The Financial System Inquiry Final Report was released on Sunday 7 December 2014.
The full report can be accessed here: http://fsi.gov.au/publications/final-report/
My submission to the inquiry can be read below:
“Is there evidence that Australia’s external administration regime causes otherwise viable businesses to fail and, if so, what could be done to address this?"
Businesses Have Insufficient Options
The current Voluntary Administration outcomes discourage Viable Businesses in Financial Distress to consider entering the process. Directors correctly foresee considerable Value Destruction when faced with two largely unpalatable choices:
a. Voluntary Administration
b. An Urgent unwieldy Merger & Divestment Process
In both instances a “fire sale” outcome often occurs. The first instance is costly and has many other disadvantages. In the second instance Directors often take risks of Insolvent Trading and of being accused of a Phoenix Transaction.
We cannot provide evidence of Voluntary Administrations causing viable businesses to fail because our experience is that few viable businesses ever end up entering Voluntary Administration. Voluntary Administration has become a cumbersome process with several possible outcomes. Whilst the objectives in Section 435A of The Corporations Act include to: “maximise the chances of the company, or as much as possible of its business continuing in existence”, a better solution is therefore needed for Viable Businesses. Therefore we outline in this submission a Solution to enable Viable Businesses to survive through a New Process.

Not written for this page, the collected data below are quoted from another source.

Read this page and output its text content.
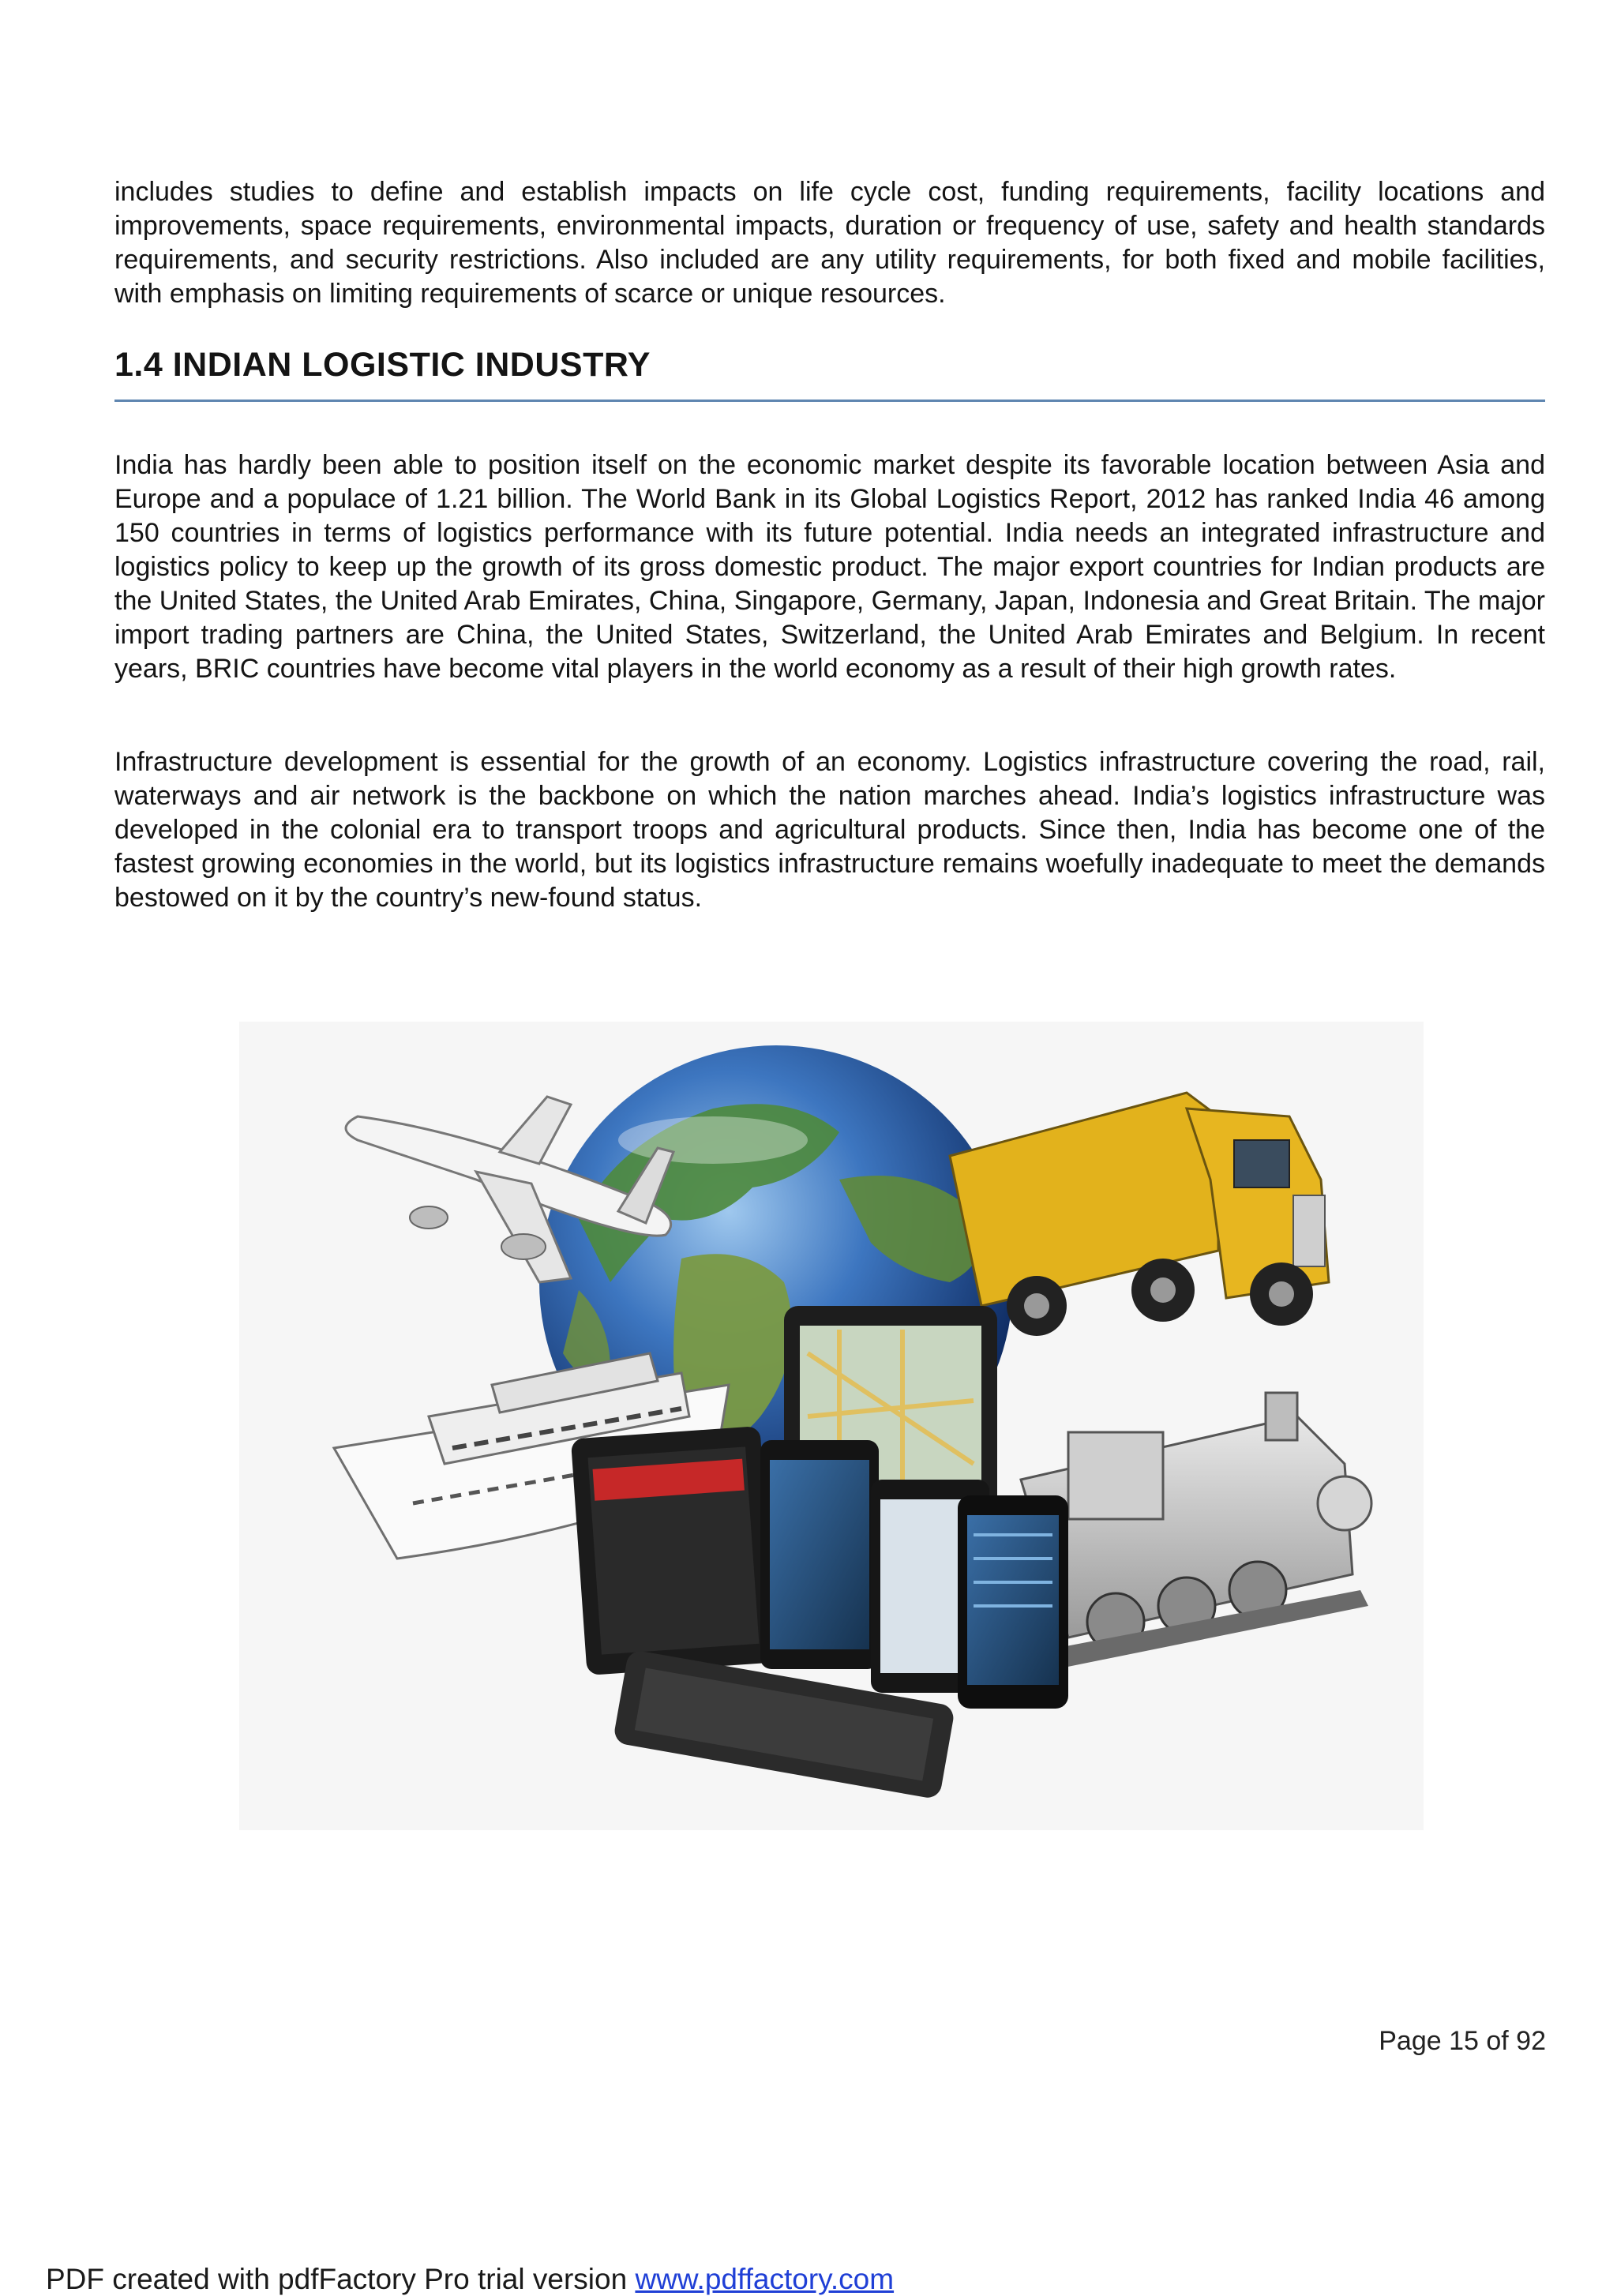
includes studies to define and establish impacts on life cycle cost, funding requirements, facility locations and improvements, space requirements, environmental impacts, duration or frequency of use, safety and health standards requirements, and security restrictions. Also included are any utility requirements, for both fixed and mobile facilities, with emphasis on limiting requirements of scarce or unique resources.

1.4 INDIAN LOGISTIC INDUSTRY

India has hardly been able to position itself on the economic market despite its favorable location between Asia and Europe and a populace of 1.21 billion. The World Bank in its Global Logistics Report, 2012 has ranked India 46 among 150 countries in terms of logistics performance with its future potential. India needs an integrated infrastructure and logistics policy to keep up the growth of its gross domestic product. The major export countries for Indian products are the United States, the United Arab Emirates, China, Singapore, Germany, Japan, Indonesia and Great Britain. The major import trading partners are China, the United States, Switzerland, the United Arab Emirates and Belgium. In recent years, BRIC countries have become vital players in the world economy as a result of their high growth rates.

Infrastructure development is essential for the growth of an economy. Logistics infrastructure covering the road, rail, waterways and air network is the backbone on which the nation marches ahead. India’s logistics infrastructure was developed in the colonial era to transport troops and agricultural products. Since then, India has become one of the fastest growing economies in the world, but its logistics infrastructure remains woefully inadequate to meet the demands bestowed on it by the country’s new-found status.

Page 15 of 92

PDF created with pdfFactory Pro trial version www.pdffactory.com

Suggested Alternative to the Voluntary Administration Process
A New Procedure would be allowed in limited circumstances where (for example):
A Major Bad Debt has occurred threatening an otherwise Viable Business or a Sudden Change has occurred in the Competitive Dynamics of an Industry.
The Process will include:
1. An Independent Facilitator to approve and develop a Restructuring Plan before a formal announcement of the process
2. Throughout the Process the Facilitators’ role is largely “Hands Off” thereby reducing the Costs of the Process
3. A strict short time frame would be set by legislation to reach an agreed outcome with creditors
4. Ipso Facto Clauses would be unable to be invoked
5. Usually Significant Changes to the Cost Base of the Business Must Occur resulting in a clear Cash Flow Surplus to enable
Debts to be repaid within a reasonable time period.
6. The Outcome would be usually a Restructuring of the time period of repayment of existing Debt
7. As soon as creditors have agreed the Restructuring Plan a Quick Exit of the Company from the Process would occur. This would occur by placing Creditors in a separate “Creditors Trust” and the Trust would take security over the Company until the Debts have been repaid. Some of the Powers of the Trustee will be set by legislation.
8. No record of the Process would appear on the Directors Credit Record and the current Corporations Act “Two strikes and you are out” Director Disqualification would not apply.
9. Should the Business need to be sold, then the Company structure would be “Clean” and would encourage a purchaser to buy it intact with less costs and complications.
10. If cash flow projections are not met then the Trustee would take action under the Security.
11. Appropriate Strict Criteria would need to be developed. For example this process would not be appropriate for very small companies & in some industry sectors.
The above Process addresses need and/or responds to changes occurring in the marketplace:
a. It provides a Structure to help Viable Businesses survive with less cost and disruption. Therefore Directors will be encouraged to act much earlier.
b. Management are “freed up” to run the business whilst an Administrator deals with only the Insolvency Issues.
c. The Facilitator is also “freed up” from non-value added tasks such as numerous regulatory & compliance tasks, running the business, detailed investigations, etc.
d. Banks are often appointing Receivers & Managers to deal with Commercial Issues whilst they also insist that the Directors appoint a Voluntary Administrator to the same company. The Administrator then deals with Compliance and what the Banks see as necessary but non-value adding tasks etc. The Banks are responding to clear and similar needs that the suggested new Process addresses in a different way. Furthermore if a Bank has confidence in the Facilitator, they may allow the suggested new Process to occur instead of a Receivership – at much cheaper cost to all parties.
e. Major Creditors would particularly become engaged again and this may encourage flexible solutions. For example smaller creditors may be repaid in full in priority to larger creditors.
f. New Financiers would be more confident to refinance existing debts.
g. Recent changes to Tax Laws for Directors Personal liability may man that in the future Viable Businesses will not usually have large Tax Debts. Therefore the typical Stakeholders will be different.
h. The current “stigma” of a Voluntary Administration would not occur.
i. The Costs would be considerably less.
Similar Processes in the UK
In the United Kingdom, “Company Voluntary Arrangements” have a similar Process.
The New Process would be significantly different to the former “Official Management” procedure which largely was not utilised in Australia.
About the Author
I, Bruce Mulvaney, personally have worked in Company Insolvency & Restructuring since 1977. I have a keen appreciation of the issues facing distressed businesses and the changing competitive landscapes in which they operate. Conclusion Distressed Viable Businesses currently do not have a simple Process to help them. This Process will provide a solution.